The Nayirah testimony was a false testimony given before the Congressional Human Rights Caucus on October 10, 1990 by a 15-year-old girl who provided only her first name, Nayirah. The testimony was widely publicized, and was cited numerous times by United States Senators and President George H. W. Bush as reasons to attack Iraq in the Gulf War.
In 1992, it was finally revealed that Nayirah’s last name was al-Sabah and that she was the daughter of Saud Al-Sabah, the Kuwaiti ambassador to the United States. Furthermore, it was revealed that her testimony was organized as part of a public relations campaign for Citizens for a Free Kuwait, which was itself run by the American public relations firm Hill & Knowlton for the Kuwaiti government [in conjunction with one or more of our own “intelligence” agencies no doubt]. Nayirah al-Sabah’s testimony has come to be regarded as a classic example of modern Atrocity Propaganda.
In her emotional testimony, Nayirah stated that after the Iraqi invasion of Kuwait she had witnessed Iraqi soldiers take babies out of incubators in a Kuwaiti hospital, take the incubators, and leave the babies to die.
Her story was initially corroborated by Amnesty International (a British NGO), which published several independent reports about the killings as well as testimony from evacuees.

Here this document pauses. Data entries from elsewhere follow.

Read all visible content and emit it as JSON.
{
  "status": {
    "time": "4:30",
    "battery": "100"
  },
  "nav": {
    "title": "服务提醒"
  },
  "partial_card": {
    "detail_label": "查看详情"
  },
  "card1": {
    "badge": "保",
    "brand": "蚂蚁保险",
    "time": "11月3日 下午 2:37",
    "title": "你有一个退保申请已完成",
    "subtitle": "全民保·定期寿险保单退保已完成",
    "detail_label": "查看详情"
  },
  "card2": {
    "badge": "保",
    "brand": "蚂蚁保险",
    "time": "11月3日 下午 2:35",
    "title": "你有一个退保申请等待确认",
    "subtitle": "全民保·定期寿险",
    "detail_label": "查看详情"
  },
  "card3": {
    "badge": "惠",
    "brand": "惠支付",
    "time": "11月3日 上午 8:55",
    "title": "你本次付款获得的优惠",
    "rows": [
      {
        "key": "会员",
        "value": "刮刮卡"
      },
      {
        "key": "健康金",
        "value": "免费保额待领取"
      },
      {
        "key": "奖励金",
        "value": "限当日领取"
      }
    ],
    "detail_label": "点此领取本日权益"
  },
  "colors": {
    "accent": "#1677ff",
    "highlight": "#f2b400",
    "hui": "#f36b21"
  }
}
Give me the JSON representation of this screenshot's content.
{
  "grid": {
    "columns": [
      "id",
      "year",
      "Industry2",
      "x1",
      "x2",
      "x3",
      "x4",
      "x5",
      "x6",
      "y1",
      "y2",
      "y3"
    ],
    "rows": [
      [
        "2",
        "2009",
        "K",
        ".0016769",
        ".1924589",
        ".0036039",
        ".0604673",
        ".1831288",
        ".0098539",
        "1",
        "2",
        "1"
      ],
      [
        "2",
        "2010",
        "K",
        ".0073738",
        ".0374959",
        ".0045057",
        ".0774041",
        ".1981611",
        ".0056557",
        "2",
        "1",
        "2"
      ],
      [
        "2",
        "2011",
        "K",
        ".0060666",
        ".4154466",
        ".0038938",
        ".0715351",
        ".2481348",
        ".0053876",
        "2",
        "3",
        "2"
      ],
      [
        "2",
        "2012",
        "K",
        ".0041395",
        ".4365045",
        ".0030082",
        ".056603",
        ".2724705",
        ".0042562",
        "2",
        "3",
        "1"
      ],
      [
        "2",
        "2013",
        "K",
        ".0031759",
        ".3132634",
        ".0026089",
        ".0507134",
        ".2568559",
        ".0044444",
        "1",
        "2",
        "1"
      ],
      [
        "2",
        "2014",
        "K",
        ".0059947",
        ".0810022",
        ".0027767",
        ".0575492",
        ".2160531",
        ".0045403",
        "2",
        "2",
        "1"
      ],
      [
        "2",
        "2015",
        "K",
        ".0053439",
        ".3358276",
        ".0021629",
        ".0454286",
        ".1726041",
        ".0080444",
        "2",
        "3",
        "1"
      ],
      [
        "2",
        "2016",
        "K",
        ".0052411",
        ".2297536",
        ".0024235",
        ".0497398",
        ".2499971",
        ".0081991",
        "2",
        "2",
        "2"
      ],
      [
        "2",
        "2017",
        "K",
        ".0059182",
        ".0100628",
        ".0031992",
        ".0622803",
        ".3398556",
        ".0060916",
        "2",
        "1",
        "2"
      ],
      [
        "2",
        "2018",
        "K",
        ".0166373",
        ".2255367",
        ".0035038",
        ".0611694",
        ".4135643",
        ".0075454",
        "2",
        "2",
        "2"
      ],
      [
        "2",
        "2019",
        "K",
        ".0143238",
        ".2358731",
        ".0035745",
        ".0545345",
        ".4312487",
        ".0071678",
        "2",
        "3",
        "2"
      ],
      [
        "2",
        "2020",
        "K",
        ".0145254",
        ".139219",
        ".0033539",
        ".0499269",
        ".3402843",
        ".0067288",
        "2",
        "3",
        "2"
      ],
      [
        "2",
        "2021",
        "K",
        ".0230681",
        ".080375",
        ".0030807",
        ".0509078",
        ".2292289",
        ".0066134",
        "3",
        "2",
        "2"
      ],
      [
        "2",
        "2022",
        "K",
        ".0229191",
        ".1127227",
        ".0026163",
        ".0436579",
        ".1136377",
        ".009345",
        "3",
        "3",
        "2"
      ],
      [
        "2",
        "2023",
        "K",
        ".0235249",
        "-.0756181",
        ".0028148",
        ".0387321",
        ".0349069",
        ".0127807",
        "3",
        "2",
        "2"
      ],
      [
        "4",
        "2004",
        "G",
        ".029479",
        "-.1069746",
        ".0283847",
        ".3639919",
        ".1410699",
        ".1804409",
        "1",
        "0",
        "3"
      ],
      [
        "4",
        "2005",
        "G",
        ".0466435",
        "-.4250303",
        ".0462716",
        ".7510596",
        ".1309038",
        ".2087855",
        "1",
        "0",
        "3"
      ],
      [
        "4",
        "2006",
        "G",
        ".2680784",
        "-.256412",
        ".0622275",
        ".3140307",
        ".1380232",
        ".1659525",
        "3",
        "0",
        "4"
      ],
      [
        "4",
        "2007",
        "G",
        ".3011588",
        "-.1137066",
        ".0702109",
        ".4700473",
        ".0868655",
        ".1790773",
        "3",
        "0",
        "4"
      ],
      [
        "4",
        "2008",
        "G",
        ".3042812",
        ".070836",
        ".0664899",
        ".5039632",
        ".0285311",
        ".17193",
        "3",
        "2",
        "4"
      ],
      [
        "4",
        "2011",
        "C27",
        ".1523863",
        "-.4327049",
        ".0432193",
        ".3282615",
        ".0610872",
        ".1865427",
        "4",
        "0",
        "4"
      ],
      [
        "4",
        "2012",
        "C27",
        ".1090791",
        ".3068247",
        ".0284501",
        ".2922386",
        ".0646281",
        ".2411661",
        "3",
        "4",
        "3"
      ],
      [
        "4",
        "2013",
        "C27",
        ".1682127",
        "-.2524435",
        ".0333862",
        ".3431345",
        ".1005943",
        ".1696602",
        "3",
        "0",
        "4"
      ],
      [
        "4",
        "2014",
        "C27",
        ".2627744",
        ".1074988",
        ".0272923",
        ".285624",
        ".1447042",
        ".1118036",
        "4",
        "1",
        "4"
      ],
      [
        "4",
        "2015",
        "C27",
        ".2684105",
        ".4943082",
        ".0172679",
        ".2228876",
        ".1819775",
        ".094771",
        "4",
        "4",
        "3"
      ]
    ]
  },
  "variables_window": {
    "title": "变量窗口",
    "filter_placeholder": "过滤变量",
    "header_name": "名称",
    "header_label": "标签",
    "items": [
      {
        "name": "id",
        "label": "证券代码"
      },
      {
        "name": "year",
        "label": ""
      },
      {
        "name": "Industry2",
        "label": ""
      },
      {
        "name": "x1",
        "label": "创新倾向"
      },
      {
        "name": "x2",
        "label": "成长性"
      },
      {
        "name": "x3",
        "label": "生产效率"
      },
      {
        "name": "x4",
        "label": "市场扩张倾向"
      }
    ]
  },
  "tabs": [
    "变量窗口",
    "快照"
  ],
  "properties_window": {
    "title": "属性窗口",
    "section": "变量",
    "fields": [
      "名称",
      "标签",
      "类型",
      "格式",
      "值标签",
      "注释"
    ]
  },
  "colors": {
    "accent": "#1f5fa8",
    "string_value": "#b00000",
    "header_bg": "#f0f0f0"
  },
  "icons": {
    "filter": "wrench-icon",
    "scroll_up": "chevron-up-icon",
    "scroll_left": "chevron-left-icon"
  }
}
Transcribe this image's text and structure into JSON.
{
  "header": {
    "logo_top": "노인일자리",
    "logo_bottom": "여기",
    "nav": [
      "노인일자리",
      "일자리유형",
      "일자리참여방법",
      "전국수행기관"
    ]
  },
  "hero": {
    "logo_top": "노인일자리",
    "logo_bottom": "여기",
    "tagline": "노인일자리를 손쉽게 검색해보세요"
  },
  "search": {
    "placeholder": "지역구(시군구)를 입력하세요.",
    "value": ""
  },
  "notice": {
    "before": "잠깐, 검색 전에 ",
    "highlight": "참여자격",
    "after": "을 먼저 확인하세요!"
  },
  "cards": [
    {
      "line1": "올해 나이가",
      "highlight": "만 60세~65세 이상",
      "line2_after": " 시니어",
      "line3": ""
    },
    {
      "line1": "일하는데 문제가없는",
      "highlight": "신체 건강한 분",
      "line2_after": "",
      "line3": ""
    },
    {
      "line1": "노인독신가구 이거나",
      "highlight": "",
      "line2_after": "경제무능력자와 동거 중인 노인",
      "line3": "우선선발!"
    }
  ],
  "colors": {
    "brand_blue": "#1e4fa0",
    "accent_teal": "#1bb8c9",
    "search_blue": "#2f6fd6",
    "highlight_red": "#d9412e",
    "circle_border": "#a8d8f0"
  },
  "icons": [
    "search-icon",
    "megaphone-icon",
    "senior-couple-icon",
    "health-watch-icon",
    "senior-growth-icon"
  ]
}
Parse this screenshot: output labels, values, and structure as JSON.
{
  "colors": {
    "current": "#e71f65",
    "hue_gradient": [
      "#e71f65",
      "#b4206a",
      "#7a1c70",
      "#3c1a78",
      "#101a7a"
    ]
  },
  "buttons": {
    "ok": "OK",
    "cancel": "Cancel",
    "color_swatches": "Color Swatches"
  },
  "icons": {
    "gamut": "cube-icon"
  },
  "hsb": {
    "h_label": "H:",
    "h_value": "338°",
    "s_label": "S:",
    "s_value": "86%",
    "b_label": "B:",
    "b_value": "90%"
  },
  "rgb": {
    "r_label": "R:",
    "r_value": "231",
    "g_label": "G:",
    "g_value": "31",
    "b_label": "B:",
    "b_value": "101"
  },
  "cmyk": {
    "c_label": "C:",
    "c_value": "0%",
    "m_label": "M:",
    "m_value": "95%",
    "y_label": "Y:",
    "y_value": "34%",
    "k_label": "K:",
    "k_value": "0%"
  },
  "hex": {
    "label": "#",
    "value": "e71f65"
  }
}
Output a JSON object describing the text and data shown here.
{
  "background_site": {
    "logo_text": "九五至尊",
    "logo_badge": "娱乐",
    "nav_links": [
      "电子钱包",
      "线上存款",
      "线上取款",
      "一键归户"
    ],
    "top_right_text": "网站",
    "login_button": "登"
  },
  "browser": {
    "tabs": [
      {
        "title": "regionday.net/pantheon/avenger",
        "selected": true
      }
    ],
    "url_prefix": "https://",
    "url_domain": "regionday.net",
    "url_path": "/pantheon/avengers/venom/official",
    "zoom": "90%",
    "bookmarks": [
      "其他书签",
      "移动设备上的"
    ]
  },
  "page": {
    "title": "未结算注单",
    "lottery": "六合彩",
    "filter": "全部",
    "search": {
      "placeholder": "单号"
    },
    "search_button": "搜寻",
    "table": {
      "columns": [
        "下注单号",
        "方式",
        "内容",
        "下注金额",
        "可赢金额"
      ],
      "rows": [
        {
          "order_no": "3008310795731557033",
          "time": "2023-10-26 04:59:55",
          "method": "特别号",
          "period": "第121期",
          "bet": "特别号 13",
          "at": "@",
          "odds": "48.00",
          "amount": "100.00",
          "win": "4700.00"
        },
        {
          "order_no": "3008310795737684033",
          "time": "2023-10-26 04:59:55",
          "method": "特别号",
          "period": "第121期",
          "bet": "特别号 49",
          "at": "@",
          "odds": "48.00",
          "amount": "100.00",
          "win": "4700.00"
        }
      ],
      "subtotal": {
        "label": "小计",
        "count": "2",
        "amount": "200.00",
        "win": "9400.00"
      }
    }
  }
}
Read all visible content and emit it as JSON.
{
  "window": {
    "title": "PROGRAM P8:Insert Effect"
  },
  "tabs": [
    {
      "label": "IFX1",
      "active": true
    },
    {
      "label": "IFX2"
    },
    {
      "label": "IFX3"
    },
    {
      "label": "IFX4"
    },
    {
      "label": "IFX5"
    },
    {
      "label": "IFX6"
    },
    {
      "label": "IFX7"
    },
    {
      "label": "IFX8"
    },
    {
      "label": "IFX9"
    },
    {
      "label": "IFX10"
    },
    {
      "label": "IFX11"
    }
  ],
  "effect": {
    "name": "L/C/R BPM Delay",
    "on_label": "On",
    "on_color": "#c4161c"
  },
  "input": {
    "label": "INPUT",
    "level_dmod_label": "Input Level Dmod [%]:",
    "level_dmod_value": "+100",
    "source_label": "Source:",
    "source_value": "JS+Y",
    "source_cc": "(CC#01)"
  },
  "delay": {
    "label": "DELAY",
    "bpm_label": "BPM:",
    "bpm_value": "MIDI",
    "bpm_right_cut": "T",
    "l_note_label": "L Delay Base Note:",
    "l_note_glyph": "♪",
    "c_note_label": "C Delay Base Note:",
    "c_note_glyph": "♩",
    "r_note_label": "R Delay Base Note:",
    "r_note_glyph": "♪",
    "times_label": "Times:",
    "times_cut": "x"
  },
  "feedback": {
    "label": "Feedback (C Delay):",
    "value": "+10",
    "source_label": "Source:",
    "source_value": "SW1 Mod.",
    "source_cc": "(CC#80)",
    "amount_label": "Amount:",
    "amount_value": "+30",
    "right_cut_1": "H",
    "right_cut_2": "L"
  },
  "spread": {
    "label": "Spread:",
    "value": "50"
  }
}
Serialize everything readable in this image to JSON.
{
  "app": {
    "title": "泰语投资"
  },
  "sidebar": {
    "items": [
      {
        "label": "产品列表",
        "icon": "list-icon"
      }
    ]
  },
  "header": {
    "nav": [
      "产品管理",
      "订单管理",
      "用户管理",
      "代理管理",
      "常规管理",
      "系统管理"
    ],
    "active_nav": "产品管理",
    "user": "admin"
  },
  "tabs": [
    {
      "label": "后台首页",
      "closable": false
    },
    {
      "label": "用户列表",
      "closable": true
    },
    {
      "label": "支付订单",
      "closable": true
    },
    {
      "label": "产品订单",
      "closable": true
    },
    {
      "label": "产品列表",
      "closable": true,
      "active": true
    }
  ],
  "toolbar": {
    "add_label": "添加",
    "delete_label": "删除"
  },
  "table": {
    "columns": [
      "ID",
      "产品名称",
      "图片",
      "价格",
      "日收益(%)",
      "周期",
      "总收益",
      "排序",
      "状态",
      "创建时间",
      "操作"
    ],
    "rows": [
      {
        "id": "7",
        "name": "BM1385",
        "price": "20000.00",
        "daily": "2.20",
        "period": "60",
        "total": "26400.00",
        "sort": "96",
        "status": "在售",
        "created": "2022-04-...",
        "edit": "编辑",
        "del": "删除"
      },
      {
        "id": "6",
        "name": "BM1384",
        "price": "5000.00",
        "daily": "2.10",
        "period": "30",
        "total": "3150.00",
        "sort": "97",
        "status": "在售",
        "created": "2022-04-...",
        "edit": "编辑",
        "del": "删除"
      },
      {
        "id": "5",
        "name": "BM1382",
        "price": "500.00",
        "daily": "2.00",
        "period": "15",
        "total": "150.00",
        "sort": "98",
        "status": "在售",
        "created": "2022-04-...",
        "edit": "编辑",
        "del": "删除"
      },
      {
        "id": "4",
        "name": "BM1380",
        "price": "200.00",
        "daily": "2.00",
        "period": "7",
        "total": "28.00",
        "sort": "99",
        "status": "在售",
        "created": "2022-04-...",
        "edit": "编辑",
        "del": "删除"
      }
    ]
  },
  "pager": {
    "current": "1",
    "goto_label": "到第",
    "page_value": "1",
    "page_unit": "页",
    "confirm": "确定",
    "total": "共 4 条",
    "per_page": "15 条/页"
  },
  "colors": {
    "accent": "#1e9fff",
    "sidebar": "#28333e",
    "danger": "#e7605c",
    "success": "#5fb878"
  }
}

Following the liberation of Kuwait, the truth came out. An ABC report found that “patients, including premature babies, did die, when many of Kuwait’s nurses and doctors … fled” but Iraqi troops “almost certainly had not stolen hospital incubators and left hundreds of Kuwaiti babies to die.” Amnesty International reacted by issuing a correction, with executive director John Healey subsequently accusing the Bush administration of “opportunistic manipulation of the international human rights movement.” You don’t say.
It is telling perhaps that the US Congress didn’t really seem to have much of a problem with this… or the missing “Weapons of Mass Destruction”… or the deaths of HALF A MILLION women and children… or the devastation of a relatively prosperous secular and sovereign Middle East nation. Nope. In spite of all the lies and made up bullshit, “It was worth it,” they said. The very words they used. Ask yourself a question and let it linger in your mind going forward, “Worth it for whom?”